M. Paula Serra de Oliveira Department of Mathematics University of Coimbra, Portugal poliveir@mat.uc.pt

Francesco Marconi Archeuri, Architecture and Urban Planning Coimbra, Portugal archeuri@gmail.com

Abstract

We examine some of the basic ideas underlying the theoretical body of non-linear complex systems, non-Euclidean spaces, topology and the possible meanings of the migrations of these concepts into architectural practice.

Introduction

The history of science is full of boundary crossings, which strongly suggest that interdisciplinarity is a recent concept for an old modus faciendi. In a certain sense, scientists understand nature largely through metaphorical constructs, or models, that they transport from a known world to the explanation of a new one [1]. Such models range from the atomic level, to models in chemistry and biology — as protein folding, chaperone proteins — and global warming. Although some authors point out that these metaphors and analogies can represent “bad science” because of their misdirected thought [7], by pursuing this approach a great number of benefits have come and continue to come to science.
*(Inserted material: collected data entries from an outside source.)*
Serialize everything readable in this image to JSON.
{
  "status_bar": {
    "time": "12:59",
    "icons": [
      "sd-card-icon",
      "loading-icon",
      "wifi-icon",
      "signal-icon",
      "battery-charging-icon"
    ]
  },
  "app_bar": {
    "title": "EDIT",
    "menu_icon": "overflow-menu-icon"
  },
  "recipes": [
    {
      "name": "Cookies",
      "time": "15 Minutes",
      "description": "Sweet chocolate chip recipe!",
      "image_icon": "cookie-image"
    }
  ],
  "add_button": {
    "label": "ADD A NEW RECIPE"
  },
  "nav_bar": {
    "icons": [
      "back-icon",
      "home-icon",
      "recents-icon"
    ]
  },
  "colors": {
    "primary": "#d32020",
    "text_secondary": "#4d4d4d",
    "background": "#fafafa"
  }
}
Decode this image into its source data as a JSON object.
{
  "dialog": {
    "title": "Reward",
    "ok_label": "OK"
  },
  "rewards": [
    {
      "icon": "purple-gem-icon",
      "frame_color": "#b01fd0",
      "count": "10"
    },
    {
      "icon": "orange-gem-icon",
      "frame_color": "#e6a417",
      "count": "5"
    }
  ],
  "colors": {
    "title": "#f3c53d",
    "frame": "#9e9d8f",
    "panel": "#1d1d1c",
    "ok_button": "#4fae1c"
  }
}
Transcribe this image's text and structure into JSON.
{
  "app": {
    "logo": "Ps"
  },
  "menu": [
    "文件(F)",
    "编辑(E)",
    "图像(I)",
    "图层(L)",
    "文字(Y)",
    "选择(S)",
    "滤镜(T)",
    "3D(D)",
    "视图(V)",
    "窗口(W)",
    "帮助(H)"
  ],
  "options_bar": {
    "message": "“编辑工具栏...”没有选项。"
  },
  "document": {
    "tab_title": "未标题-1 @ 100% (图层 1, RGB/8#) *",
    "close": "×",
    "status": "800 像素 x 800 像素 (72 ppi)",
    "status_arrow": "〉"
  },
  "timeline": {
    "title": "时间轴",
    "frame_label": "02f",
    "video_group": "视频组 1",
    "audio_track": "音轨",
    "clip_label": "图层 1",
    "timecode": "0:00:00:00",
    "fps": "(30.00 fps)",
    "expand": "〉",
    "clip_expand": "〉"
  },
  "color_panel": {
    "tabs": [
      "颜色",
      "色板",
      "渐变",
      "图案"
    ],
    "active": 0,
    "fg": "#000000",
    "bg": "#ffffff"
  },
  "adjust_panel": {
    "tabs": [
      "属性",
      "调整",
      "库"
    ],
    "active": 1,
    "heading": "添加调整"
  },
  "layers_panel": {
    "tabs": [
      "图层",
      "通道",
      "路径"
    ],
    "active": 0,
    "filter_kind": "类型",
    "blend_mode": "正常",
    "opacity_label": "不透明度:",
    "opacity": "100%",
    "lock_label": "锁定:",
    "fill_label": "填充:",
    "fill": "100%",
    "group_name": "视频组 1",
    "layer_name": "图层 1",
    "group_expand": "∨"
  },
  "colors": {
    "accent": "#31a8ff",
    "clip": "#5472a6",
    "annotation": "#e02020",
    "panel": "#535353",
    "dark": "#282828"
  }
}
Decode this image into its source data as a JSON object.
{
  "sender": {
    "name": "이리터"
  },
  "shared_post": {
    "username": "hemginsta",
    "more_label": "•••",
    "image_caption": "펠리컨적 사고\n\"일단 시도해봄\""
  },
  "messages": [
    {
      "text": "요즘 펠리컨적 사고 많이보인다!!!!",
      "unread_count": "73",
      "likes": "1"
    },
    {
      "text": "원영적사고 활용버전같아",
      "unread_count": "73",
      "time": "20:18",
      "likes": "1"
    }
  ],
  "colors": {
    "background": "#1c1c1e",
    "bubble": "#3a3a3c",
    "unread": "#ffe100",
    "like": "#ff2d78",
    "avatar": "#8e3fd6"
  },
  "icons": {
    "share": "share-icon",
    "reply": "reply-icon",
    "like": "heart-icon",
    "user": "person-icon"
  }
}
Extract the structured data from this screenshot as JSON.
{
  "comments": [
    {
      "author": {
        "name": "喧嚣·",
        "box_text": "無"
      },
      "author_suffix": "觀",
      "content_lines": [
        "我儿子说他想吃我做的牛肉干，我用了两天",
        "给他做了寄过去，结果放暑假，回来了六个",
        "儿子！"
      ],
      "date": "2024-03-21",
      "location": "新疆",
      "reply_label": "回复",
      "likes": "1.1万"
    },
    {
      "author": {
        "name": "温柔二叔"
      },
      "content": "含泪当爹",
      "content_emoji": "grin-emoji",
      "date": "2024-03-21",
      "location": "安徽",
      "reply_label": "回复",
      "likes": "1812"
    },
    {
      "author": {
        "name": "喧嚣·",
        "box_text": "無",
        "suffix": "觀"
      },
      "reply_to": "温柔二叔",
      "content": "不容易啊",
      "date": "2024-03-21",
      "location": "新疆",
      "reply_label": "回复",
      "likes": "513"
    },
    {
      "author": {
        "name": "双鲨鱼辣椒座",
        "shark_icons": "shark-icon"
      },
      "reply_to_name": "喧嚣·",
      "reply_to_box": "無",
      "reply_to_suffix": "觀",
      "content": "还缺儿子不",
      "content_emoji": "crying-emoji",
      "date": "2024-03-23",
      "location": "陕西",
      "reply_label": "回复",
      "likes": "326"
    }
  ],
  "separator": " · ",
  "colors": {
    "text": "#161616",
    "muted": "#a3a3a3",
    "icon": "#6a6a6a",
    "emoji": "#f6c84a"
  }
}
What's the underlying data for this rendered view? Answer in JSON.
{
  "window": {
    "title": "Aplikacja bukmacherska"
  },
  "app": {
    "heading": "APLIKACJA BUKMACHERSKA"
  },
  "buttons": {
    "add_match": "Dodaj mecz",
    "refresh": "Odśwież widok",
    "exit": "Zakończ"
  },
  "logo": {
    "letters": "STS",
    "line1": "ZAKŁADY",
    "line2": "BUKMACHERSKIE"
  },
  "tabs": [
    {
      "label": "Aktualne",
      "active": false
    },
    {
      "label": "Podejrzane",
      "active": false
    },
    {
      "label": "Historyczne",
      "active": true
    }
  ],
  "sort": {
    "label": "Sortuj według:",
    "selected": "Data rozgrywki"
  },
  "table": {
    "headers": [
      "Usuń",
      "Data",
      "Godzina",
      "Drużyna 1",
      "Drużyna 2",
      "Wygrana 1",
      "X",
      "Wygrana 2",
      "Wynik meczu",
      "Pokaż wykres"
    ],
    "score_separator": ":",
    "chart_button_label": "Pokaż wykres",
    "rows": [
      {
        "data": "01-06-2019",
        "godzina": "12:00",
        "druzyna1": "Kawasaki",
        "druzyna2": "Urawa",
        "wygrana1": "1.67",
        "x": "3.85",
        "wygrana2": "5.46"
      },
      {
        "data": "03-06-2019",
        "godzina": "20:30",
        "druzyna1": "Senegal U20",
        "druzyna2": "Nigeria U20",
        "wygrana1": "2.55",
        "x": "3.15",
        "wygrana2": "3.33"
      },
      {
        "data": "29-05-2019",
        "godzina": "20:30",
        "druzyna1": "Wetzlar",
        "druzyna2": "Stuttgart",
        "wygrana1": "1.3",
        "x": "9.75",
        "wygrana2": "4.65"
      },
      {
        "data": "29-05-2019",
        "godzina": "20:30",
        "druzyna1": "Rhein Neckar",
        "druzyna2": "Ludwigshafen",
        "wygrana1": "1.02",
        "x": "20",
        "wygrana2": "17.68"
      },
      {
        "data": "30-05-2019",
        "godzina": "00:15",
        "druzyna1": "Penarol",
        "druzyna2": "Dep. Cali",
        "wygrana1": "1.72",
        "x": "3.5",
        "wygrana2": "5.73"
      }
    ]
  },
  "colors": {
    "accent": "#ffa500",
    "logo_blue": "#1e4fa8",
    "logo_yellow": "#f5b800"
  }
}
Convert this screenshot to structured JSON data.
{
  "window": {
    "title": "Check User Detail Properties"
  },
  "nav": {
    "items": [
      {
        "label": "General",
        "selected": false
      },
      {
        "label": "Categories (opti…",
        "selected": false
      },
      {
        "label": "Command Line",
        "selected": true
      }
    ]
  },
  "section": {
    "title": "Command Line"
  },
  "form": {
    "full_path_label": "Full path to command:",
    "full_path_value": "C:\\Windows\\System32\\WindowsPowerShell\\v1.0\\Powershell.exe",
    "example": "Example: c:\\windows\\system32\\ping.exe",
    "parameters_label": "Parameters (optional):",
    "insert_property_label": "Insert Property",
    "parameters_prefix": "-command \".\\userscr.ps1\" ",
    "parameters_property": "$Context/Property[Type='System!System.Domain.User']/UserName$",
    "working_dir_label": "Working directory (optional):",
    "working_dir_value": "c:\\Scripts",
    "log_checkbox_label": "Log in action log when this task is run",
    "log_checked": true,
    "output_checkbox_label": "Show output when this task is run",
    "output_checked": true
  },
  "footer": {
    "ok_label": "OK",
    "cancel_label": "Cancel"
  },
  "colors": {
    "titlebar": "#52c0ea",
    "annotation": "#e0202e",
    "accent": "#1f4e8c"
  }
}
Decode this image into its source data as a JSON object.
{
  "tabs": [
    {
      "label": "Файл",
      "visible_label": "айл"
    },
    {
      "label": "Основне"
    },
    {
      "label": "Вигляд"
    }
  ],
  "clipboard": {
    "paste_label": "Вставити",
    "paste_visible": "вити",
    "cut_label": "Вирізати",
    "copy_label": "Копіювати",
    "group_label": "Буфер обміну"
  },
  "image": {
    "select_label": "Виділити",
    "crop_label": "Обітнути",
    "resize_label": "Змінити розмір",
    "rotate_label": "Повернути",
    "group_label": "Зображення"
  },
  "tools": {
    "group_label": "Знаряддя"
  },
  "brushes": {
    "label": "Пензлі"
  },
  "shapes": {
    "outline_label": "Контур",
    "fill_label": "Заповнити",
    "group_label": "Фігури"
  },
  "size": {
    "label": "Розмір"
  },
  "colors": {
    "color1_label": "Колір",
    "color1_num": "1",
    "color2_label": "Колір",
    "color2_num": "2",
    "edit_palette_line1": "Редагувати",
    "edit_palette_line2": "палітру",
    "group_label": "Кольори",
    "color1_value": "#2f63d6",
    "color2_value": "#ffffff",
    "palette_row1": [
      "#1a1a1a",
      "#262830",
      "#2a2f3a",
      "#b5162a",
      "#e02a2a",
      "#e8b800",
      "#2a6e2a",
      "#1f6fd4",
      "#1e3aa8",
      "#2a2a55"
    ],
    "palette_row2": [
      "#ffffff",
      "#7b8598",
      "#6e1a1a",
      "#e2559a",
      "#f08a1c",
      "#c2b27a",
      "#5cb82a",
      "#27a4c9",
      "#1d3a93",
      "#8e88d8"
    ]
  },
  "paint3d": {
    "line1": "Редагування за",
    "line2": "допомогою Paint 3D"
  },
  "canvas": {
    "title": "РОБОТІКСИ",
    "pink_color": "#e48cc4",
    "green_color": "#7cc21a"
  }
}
The alliance between architecture and mathematics has a long history. Ever since building began, architecture has relied on mathematics to achieve visual harmony, and structural robustness. For centuries architects have applied the principles of Euclidean geometry, modelling space with lines, triangles, circles, regular polygons, polyhedra and conic sections. Over the last century mathematics has seen new developments in non-linear systems, chaos theory, fractals, topology, and non-Euclidean geometries. The new concepts arising from these developments, associated with the emerging digital technologies and massive computer processing power, produce shapes that are suggestive, provoking and unusual. These shapes are a challenge for architects as they represent a promise of new spatial relationships and configurations. New concepts in non-linear complex systems, non-Euclidean spaces and topology have been invoked as justifying the genesis of certain architectural forms [2-4], [8] [9]. Information fluxes between different fields can be a source of inspiration, having only a symbolic function, as traditional culture represented in vernacular architecture, biological images in organic architecture, or the history of architecture in postmodernism. The question then arises: is the large use of scientific and particularly mathematical references simply rhetorical, representing only a greater permissiveness of form, or it is a shift of paradigm as pointed out by Jenks [4]? Considering some actual buildings, we examine in this paper possible meanings of the migrations of some mathematical concepts into the architectural practice.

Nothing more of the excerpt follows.